Camuflado por las sombras, el sujeto estaba inclinado sobre la baranda de la terraza, contemplando el paisaje nocturno.

  Dudé en si acercarme, porque era como andar por un campo plagado de minas, así que me mantuve a una distancia prudencial: Lo suficientemente lejos para evitar el peligro, y lo suficientemente cerca para detallar que a pesar de su postura despreocupada, había cierta rigidez en su cuerpo.
 
—Perdona, iba tan pensativa que no lo vi cuando pasé.

—Descuide usted, pues.

  El impostado acento colombiano me rechinaba en el oído, aunque ya no estaba contaminado con el tono egocéntrico y altanero. No sabía si considerarlo un motivo de alivio o de alarma; probablemente lo segundo.

  Le echó un último vistazo a un punto en la lejanía antes de encararme. Era más alto de lo que había imaginado y su ancha espalda formaba una cortina que me guarecía del viento:

—Creo que empezamos con el pie izquierdo, señora Robinson. Quiero enmendarlo. A fin de cuentas, seremos compañeros de viaje. Oí que Zalazar la invitó a Fairbanks.

—... Sí, así es.

  Guardó silencio, como esperando a que agregara algo. Las sombras eclipsaban parcialmente su rostro y un crucifijo plateado resaltaba sobre la tela negra de su suéter, como una tétrica metáfora de la doble moralidad.

  —El mejor momento para ir a Fairbanks es en esta época del año —comentó con aparente desinterés—. Aunque a la gente de sangre caliente como usted y yo, el frío siempre nos cobra factura.

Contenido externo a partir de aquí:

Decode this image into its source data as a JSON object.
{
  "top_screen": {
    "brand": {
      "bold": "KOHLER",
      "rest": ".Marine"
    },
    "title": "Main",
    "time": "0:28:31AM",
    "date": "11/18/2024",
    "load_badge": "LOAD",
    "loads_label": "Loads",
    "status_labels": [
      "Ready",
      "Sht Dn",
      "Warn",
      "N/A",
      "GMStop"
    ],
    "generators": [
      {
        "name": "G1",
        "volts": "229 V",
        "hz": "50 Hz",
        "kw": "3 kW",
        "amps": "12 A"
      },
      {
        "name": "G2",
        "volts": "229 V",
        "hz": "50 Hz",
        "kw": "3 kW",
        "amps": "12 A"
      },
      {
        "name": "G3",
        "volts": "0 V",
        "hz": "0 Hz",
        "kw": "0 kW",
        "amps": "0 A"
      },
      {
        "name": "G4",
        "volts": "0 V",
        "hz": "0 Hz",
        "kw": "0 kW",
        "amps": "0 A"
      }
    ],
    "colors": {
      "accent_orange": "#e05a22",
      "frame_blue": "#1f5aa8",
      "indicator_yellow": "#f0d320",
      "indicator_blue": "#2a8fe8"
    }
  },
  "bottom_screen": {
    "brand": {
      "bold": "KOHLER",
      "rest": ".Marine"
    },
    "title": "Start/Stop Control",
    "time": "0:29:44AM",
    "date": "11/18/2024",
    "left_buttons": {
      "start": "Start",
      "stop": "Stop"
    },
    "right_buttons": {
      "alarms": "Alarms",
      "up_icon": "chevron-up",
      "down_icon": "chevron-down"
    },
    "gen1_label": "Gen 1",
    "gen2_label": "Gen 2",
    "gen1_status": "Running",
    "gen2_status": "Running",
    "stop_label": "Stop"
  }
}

   Puede que mi paranoia me engañara, pero creía haber percibido un deje intencionado en sus palabras. Un nudo estranguló con fuerza la boca de mi estómago. ¿Sospecharía de mi lugar de origen, así como yo sospechaba del suyo? ¿El acento me había delatado? Se dice que el mundo es un pañuelo; que dos compatriotas son capaces de reconocerse aunque se encuentren en el otro extremo del mundo. Esperaba que fuera un mito.

—¿Usted ha estado allí? ¿En Fairbanks? —Asumí el rol de entrevistadora. Hacer las preguntas me daba poder sobre mi interlocutor, y a mi ojo entrenado no pasó desapercibida su fugaz mueca de disgusto por el cambio de roles.

—... Solo una vez. Cuando llegué a este país.

Hubo un incómodo silencio que yo interrumpí:

—No había tenido ocasión para decírselo pero lamento lo de la bebida el otro día. Parecía un traje costoso.

  Él soltó una carcajada que podría haber provocado una avalancha en algún lugar lejos de allí.

—No se preocupe. No es como si usted me hubiese arrojado la bebida a propósito. —Y ahí iba otra vez ese tonillo insinuante que me ponía los pelos de punta.

—No, claro que no. —Intenté mostrarle mi mejor sonrisa cómplice.

—Empecemos de nuevo pues. —Me ofreció la mano, para mi genuino desconcierto—. Mi nombre es Martín Ríos.

—El mío es… Raquel… Raquel Robinson.

—Es un placer conocerla, señora Robinson. —Se llevó mi mano a los labios con un ademán sorprendentemente galante—. Es usted una mujer espléndida.

—Gracias, pero no creo estar a la altura de semejante halago.

  Su labio se torció en lo que parecía una sonrisa.

—Creo que se está viendo a través de un espejo empañado, Raquel. Y espero que su esposo sea consciente de la mujer que tiene a su lado. Cualquier otro haría hasta lo imposible para no verla con esa cara tan triste.

Esta vez, mi sonrisa fue amarga y sincera.

—Debo irme. —Aproveché mi supuesta incomodidad ante el tema de mi “marido” para escapar de allí.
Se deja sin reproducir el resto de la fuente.